Эти слова прозвучали для него как музыка. А некоторое время назад сквозь забытье он услышал выстрел. Потом еще один. Значит, его искали.
Огромного труда стоило ему сдержаться, не закричать в ответ. Он помнил про звуковые всплески, отголоски эха, которые собьют с толку любого. Но кричать хотелось нестерпимо. И крик этот вышел из него обильными слезами. В немой пронзительной темноте он не стыдился их. Но все-таки убрал концом рукава и включил лампочку.
— Как же вы посмели так нагло заблудиться?!
— Идите вы… — Лука улыбнулся и провел рукой по лицу, чтобы смахнуть остатки подозрительной влаги.
Но Кадушкин был совершенно не склонен затевать с ним дружескую полемику.
— Не забывайтесь! — отрубил он жестко. — Отныне вам придется исполнять роль ездовой собаки, поскольку Егору нужна свобода действий. Кроме своего, будете таскать и его рюкзак!

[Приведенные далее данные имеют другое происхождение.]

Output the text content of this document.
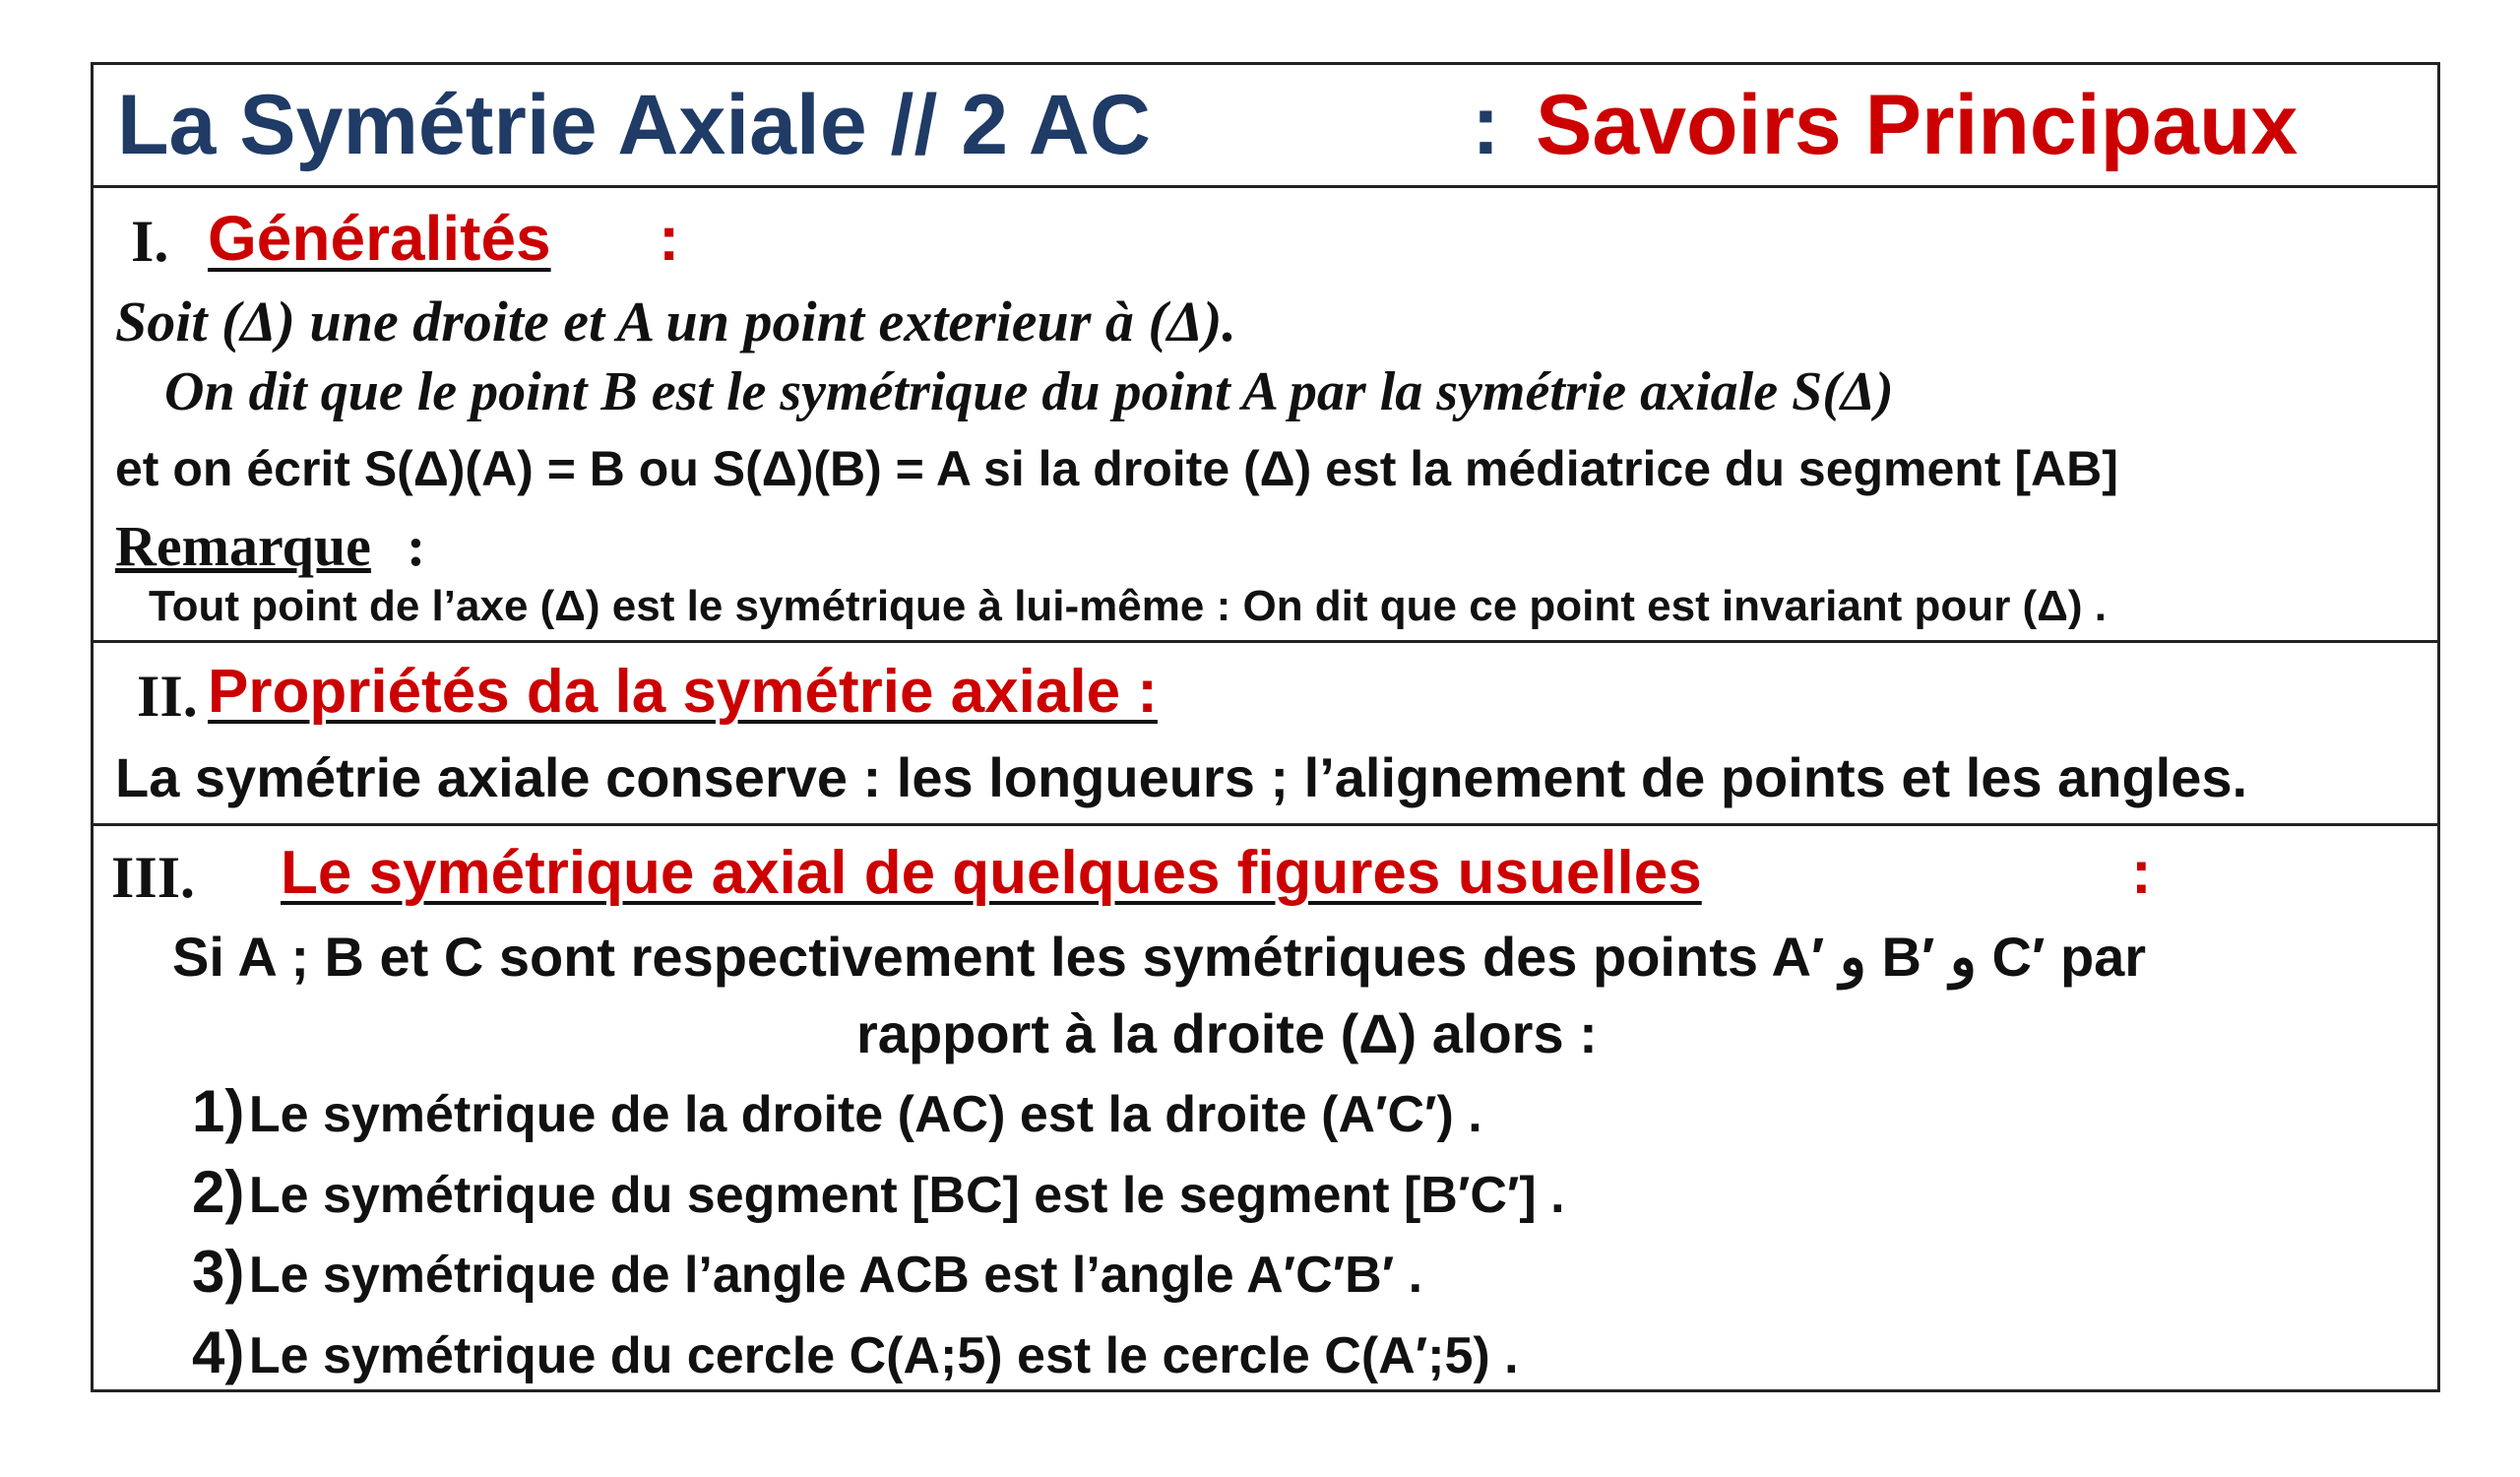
La Symétrie Axiale // 2 AC	: Savoirs Principaux
I. Généralités :
Soit (Δ) une droite et A un point exterieur à (Δ).
On dit que le point B est le symétrique du point A par la symétrie axiale S(Δ)
et on écrit S(Δ)(A) = B ou S(Δ)(B) = A si la droite (Δ) est la médiatrice du segment [AB]
Remarque :
Tout point de l’axe (Δ) est le symétrique à lui-même : On dit que ce point est invariant pour (Δ) .
II. Propriétés da la symétrie axiale :
La symétrie axiale conserve : les longueurs ; l’alignement de points et les angles.
III. Le symétrique axial de quelques figures usuelles	:
Si A ; B et C sont respectivement les symétriques des points A′ و B′ و C′ par
rapport à la droite (Δ) alors :
1) Le symétrique de la droite (AC) est la droite (A′C′) .
2) Le symétrique du segment [BC] est le segment [B′C′] .
3) Le symétrique de l’angle ACB est l’angle A′C′B′ .
4) Le symétrique du cercle C(A;5) est le cercle C(A′;5) .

Злость и досада прятались недалеко от Луки. А он-то хотел обставить сообщение о близости клада торжественно, с помпой.
— Ваш занюханный следопыт со своим рюкзаком может катиться куда подальше! А клад я нашел…
— Господи, помилуй! Врете! — Маэстро схватил его за плечи. — Где он?! Да говорите же, бездарнейший вы путешественник!
— Надо вернуться к ручью, где я был часа два назад. Это там…
— Ведите же нас, ведите. И немедленно!
— Так ведь сейчас, по-моему, ночь… — сказал Лука, слегка кокетничая.
— Почти утро! — отозвался Егор.
«Вот, значит, сколько прогулял, — подумал Лука, — а Егора-то обидел зря». И он протянул ему руку.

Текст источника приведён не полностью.